E allora, finita la giornata dedicata alla più vomitevole ipocrisia, oggi nessuno si ricorda più di niente?!
Di seguito riportiamo quanto pubblicato dal professor Andrea Zhok sul proprio profilo social e quanto rilanciato dal canale Telegram “Giorgio Bianchi Photojournalist”. Credo non si possa cestinare la verità per poi coprirla con un mucchio di pericolose bugie made in U.S.A.. Forse i più ammaestrati alla scuola del “pensare fa male”, non se ne sono ancora accorti, ma presto, se nulla cambierà, saremo costretti a rispondere in vite umane, molte vite umane, al “gioco della guerra” che stiamo giocando, come al solito, senza nemmeno rendercene conto. B.P.
Le varie “giornate della memoria”, “giornate del ricordo”, ecc. rappresentano un ossimoro vivente.
Niente aiuta meglio a rimuovere la memoria storica, la comprensione e consapevolezza degli eventi, di queste celebrazioni sceneggiate, della loro retorica stantia, della loro rigida ripetitività.
La memoria storica che viene così promossa è solo una raffinata forma di cancellazione.
Perché?
Semplice, perché queste rievocazioni funzionano con una doppia clausola:
1) in primo luogo rievocano un evento nella sua interpretazione e apparenza convenzionale, come se possedessimo una fotografia esatta degli eventi del passato; così ci si può crogiolare nell’idea che non si ripresenteranno più; e ciò è serenamente sempre vero: la storia non si ripete mai identica, e se vi aspettate fez e camice brune dovete aspettare una rievocazione in costume.
2) in secondo luogo hanno la funzione di autoassoluzione anticipata rispetto a qualunque porcheria si sia fatta, o si intenda fare; infatti condannando un male passato ci si compra una confortevole certificazione di essere dalla parte del bene.
Queste grandi recite pubbliche servono dunque a chi detiene il potere per autoattribuirsi una patente di civiltà eliminando al tempo stesso tutte le riflessioni critiche, tutte gli approfondimenti di ciò che fu, e tutte le imbarazzanti analogie che una reale coscienza storica del male passato potrebbe tirare con il presente.

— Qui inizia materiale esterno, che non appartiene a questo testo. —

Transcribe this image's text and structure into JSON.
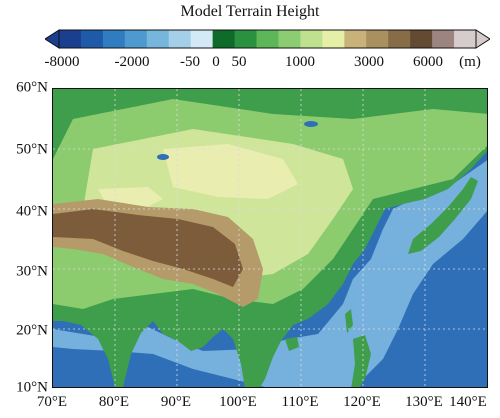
{
  "title": "Model Terrain Height",
  "colorbar": {
    "unit": "(m)",
    "colors": [
      "#1a3f8f",
      "#1f5aa8",
      "#2f7dc0",
      "#4e99d0",
      "#76b5dc",
      "#a3cfe8",
      "#d3e9f5",
      "#0f6b2a",
      "#2a9140",
      "#5db758",
      "#8ccd74",
      "#bfe08f",
      "#e6efa8",
      "#c8b27a",
      "#a8905f",
      "#866c47",
      "#634a33",
      "#9c8580",
      "#d6cccb"
    ],
    "tick_labels": [
      "-8000",
      "-2000",
      "-50",
      "0",
      "50",
      "1000",
      "3000",
      "6000"
    ]
  },
  "map": {
    "lon_labels": [
      "70°E",
      "80°E",
      "90°E",
      "100°E",
      "110°E",
      "120°E",
      "130°E",
      "140°E"
    ],
    "lat_labels": [
      "60°N",
      "50°N",
      "40°N",
      "30°N",
      "20°N",
      "10°N"
    ],
    "colors": {
      "deep_ocean": "#2f6fb8",
      "shelf": "#76b0dc",
      "lowland": "#3f9e4c",
      "plain": "#8dcb6f",
      "hills": "#cfe59a",
      "plateau_edge": "#b69b6a",
      "plateau": "#7d5c3c",
      "desert": "#e9edb0"
    }
  }
}
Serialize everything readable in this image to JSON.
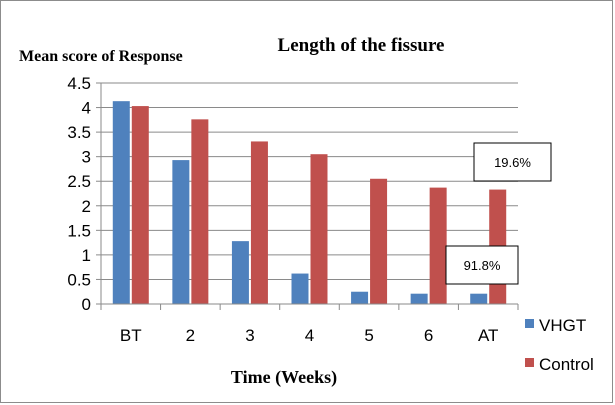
{
  "chart_data": {
    "type": "bar",
    "title": "Length of the fissure",
    "ylabel": "Mean score of Response",
    "xlabel": "Time (Weeks)",
    "categories": [
      "BT",
      "2",
      "3",
      "4",
      "5",
      "6",
      "AT"
    ],
    "ylim": [
      0,
      4.5
    ],
    "yticks": [
      "0",
      "0.5",
      "1",
      "1.5",
      "2",
      "2.5",
      "3",
      "3.5",
      "4",
      "4.5"
    ],
    "grid": true,
    "legend_position": "right",
    "series": [
      {
        "name": "VHGT",
        "color": "#4f81bd",
        "values": [
          4.13,
          2.93,
          1.28,
          0.62,
          0.25,
          0.21,
          0.21
        ]
      },
      {
        "name": "Control",
        "color": "#c0504d",
        "values": [
          4.03,
          3.76,
          3.31,
          3.05,
          2.55,
          2.37,
          2.33
        ]
      }
    ],
    "annotations": [
      {
        "text": "19.6%",
        "series": "Control",
        "category": "AT"
      },
      {
        "text": "91.8%",
        "series": "VHGT",
        "category": "AT"
      }
    ]
  }
}
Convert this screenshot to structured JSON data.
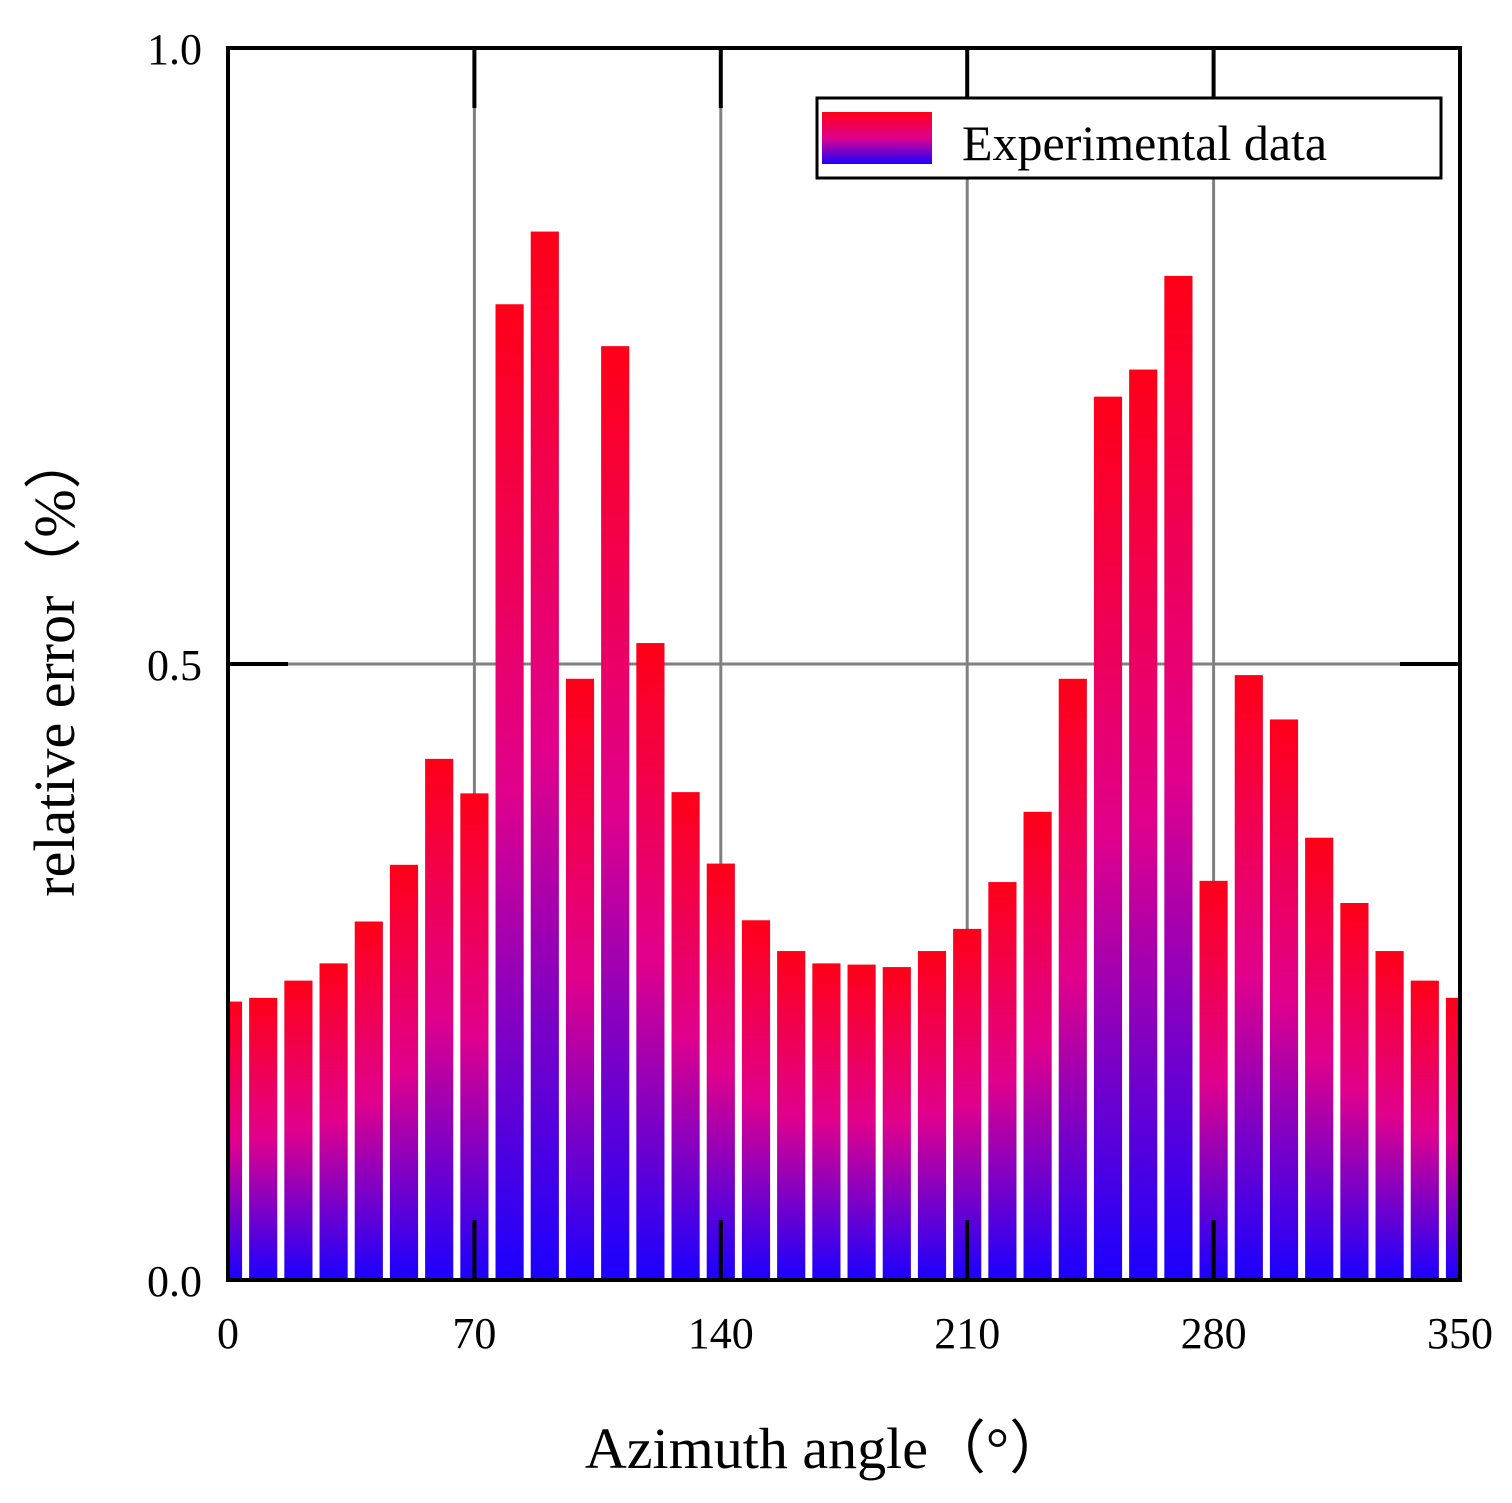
{
  "chart_data": {
    "type": "bar",
    "title": "",
    "xlabel": "Azimuth angle（°）",
    "ylabel": "relative error（%）",
    "xlim": [
      0,
      350
    ],
    "ylim": [
      0,
      1.0
    ],
    "x_ticks": [
      "0",
      "70",
      "140",
      "210",
      "280",
      "350"
    ],
    "y_ticks": [
      "0.0",
      "0.5",
      "1.0"
    ],
    "grid": true,
    "legend": {
      "position": "top-right",
      "entries": [
        "Experimental data"
      ]
    },
    "colors": {
      "bar_top": "#ff0018",
      "bar_mid": "#e0008c",
      "bar_bottom": "#1a00ff",
      "grid": "#808080",
      "axis": "#000000"
    },
    "series": [
      {
        "name": "Experimental data",
        "x": [
          0,
          10,
          20,
          30,
          40,
          50,
          60,
          70,
          80,
          90,
          100,
          110,
          120,
          130,
          140,
          150,
          160,
          170,
          180,
          190,
          200,
          210,
          220,
          230,
          240,
          250,
          260,
          270,
          280,
          290,
          300,
          310,
          320,
          330,
          340,
          350
        ],
        "values": [
          0.226,
          0.229,
          0.243,
          0.257,
          0.291,
          0.337,
          0.423,
          0.395,
          0.792,
          0.851,
          0.488,
          0.758,
          0.517,
          0.396,
          0.338,
          0.292,
          0.267,
          0.257,
          0.256,
          0.254,
          0.267,
          0.285,
          0.323,
          0.38,
          0.488,
          0.717,
          0.739,
          0.815,
          0.324,
          0.491,
          0.455,
          0.359,
          0.306,
          0.267,
          0.243,
          0.229
        ]
      }
    ]
  }
}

Così, di dissimulazione in dissimulazione, di copertura in copertura, si arriva ad esercitare la censura nel nome della “buona informazione”, a esercitare la discriminazione nel nome della preservazione della “salute pubblica”, ad alimentare la guerra nel nome della pace, a sostenere l’odio per intere nazioni nel nome della propria “superiorità civile”, insomma a mettere in campo (quasi) lo stesso apparato, (quasi) le stesse dinamiche, con (quasi) gli stessi argomenti del “male assoluto” che si sta condannando.
E ci si accoccola fieri nello spazio di quei “quasi”.
Mancando completamente di comprensione storica, questi personaggi immaginano che i protagonisti del “male assoluto” avessero piena coscienza di esserlo, girassero, per così dire, con un timbrino di malvagità sulla fronte e, come tutti i malvagi hollywoodiani, fossero orgogliosi di esserlo, scatenandosi in risate sataniche a beneficio di telecamera.
Gli manca quella elementare comprensione di ogni movimento storico di massa per cui chi lo cavalcava aveva sempre inizialmente ragioni che credeva invincibili, ed era certissimo di essere dalla parte giusta della storia. Proprio come loro.
Andrea Zhok
Nato a Trieste nel 1967, Andrea Zhok è professore di Filosofia morale presso il Dipartimento di Filosofia dell’Università degli Studi di Milano. Tra le sue pubblicazioni monografiche ricordiamo: Il concetto di valore: dall’etica all’economia (2001), Lo spirito del denaro e la liquidazione del mondo (Jaca Book 2006), Emergentismo (ETS 2011), La realtà e i suoi sensi (ETS 2012), Rappresentazione e realtà (Mimesis 2014), Libertà e natura (Mimesis 2017) e Identità della persona e senso dell’esistenza (Meltemi 2018).